The government is hoping to renegotiate repayments on a US$44-billion loan granted to the Mauricio Macri administration by the Fund in 2018. The credit line was originally meant to be US$57 billion, but President Alberto Fernández halted disbursements when he took office in December 2019. The first repayments are due in September 2021.
Thanking the government for its support, the mission team said they welcomed “the authorities’ intention to request an Extended Fund Facility (EFF) arrangement, and to underpin it with a broad political and social consensus.”
Economy Minister Martin Guzmán confirmed last week that Buenos Aires would ask the Fund for an EFF scheme as part of the government's efforts to delay repayments on the US$44 billion it owes the multilateral organisation. Typically, EFF schemes require economic reforms as part of any deal.
Such a programme would give the country at least four-and-a-half years to begin paying down its debt once it is approved, Guzmán told reporters, though reports since suggest the Economy Ministry is seeking a decade-long grace period on repayments.
The Fund’s mission team said Friday that “good progress” had been made towards “defining the initial elements” of such a programme, adding that “discussions are expected to continue virtually” in the coming weeks.
“There was a shared view that tackling Argentina’s near and medium-term challenges will require a carefully balanced set of policies that fosters stability, restores confidence, protects Argentina’s most vulnerable, and sets the basis for sustainable and inclusive growth,” the Fund said, hinting that the two parties' priorities were aligned.

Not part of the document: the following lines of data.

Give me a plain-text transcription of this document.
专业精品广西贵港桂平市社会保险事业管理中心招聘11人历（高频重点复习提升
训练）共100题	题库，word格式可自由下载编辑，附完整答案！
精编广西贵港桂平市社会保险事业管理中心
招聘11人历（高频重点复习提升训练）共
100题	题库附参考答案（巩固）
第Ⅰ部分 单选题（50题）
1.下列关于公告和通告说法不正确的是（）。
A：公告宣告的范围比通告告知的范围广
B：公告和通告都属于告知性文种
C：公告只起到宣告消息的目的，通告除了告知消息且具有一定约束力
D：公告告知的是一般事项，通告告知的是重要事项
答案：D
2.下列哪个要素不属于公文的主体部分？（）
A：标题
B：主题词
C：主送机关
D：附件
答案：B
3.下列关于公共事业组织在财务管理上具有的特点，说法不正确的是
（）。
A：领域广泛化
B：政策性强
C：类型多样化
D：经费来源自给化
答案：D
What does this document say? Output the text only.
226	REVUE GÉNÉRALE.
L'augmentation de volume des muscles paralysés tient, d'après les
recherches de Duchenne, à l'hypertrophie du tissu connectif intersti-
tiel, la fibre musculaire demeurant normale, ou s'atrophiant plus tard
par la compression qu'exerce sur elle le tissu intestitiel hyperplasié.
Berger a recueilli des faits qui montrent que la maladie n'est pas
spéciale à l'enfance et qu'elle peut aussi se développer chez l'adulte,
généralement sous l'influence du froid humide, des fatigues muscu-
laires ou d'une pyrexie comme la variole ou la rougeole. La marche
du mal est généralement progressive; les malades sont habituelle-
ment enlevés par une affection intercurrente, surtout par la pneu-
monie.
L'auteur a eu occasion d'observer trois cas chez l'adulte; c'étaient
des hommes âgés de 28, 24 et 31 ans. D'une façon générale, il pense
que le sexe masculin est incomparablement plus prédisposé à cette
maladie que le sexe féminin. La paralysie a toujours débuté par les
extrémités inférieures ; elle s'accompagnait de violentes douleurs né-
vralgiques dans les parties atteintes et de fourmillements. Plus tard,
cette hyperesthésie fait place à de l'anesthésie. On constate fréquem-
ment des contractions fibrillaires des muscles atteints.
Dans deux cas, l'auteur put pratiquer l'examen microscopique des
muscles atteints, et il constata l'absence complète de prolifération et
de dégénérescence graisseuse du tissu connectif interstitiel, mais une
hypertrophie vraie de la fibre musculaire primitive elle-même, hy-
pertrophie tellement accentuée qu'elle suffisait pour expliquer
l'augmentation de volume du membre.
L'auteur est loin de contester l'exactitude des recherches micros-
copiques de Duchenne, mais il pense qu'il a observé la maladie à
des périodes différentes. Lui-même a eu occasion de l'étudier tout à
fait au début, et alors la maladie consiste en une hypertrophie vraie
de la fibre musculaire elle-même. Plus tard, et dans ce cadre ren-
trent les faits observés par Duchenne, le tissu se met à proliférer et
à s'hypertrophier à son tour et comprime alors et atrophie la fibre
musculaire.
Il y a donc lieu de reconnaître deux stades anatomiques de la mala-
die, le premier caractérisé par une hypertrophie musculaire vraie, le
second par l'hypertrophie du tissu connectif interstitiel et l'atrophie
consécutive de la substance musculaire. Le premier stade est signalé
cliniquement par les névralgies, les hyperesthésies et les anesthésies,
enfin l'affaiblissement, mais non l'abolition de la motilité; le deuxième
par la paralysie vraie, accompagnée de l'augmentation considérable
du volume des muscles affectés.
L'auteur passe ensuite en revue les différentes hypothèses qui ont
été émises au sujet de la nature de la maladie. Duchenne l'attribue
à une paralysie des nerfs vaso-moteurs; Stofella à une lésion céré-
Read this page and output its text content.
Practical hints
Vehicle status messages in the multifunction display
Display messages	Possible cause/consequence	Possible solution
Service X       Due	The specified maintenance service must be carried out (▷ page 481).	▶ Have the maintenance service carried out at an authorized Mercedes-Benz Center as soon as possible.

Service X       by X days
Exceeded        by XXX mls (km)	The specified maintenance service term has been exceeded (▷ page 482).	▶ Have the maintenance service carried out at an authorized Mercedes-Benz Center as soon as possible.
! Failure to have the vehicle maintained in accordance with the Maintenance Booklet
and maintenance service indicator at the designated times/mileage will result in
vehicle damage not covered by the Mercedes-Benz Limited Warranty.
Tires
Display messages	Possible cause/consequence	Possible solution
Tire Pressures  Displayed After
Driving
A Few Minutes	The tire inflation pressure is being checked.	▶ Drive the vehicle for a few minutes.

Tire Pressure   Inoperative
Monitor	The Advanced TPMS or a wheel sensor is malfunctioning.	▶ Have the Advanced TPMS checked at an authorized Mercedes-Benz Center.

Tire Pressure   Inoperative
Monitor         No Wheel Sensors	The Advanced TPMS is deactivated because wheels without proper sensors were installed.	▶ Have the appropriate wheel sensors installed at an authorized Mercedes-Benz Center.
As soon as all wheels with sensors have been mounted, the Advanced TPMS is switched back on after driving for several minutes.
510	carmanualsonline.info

Not everyone in the government’s camp is happy with the IMF’s presence in Buenos Aires, however. Last week, senators from the Peronist bloc in the upper house called on the Fund to “refrain from conditioning economic policy” during its talks with the government.
In a missive addressed to IMF Managing Director Kristalina Georgieva, the senators also demanded answers over what it alleged were irregularities in the 2018 decision to grant a record credit-line to the Macri administration. The senators implied that the Fund had been used as a political tool to support the former president’s bid for re-election.
The IMF mission team said it met with government ministers of economy, defence, productive development, social development, labour, interior, public works, security and environment, as well as Central Bank chief Miguel Pesce. Representatives also met Lower House Speaker Sergio Massa, Vice-Cabinet Chief Cecilia Todesca and a host of academics, business chambers, civil society leaders and provincial government officials.
The IMF forecasts that Argentina’s GDP will contract by 11.8 percent this year, with the country in its third year of recession. More than 40 percent of the population now lives in poverty, with unemployment running at over 10 percent and inflation more than 37 percent over the past 12 months
Speaking over the weekend, Guzmán said that the aim was to "shore up economic stabilisation."
"With the IMF's mission team, we are advancing in the guidelines of the programme that will replace the previous failed programme," he said, aiming a dig at the Macri administration.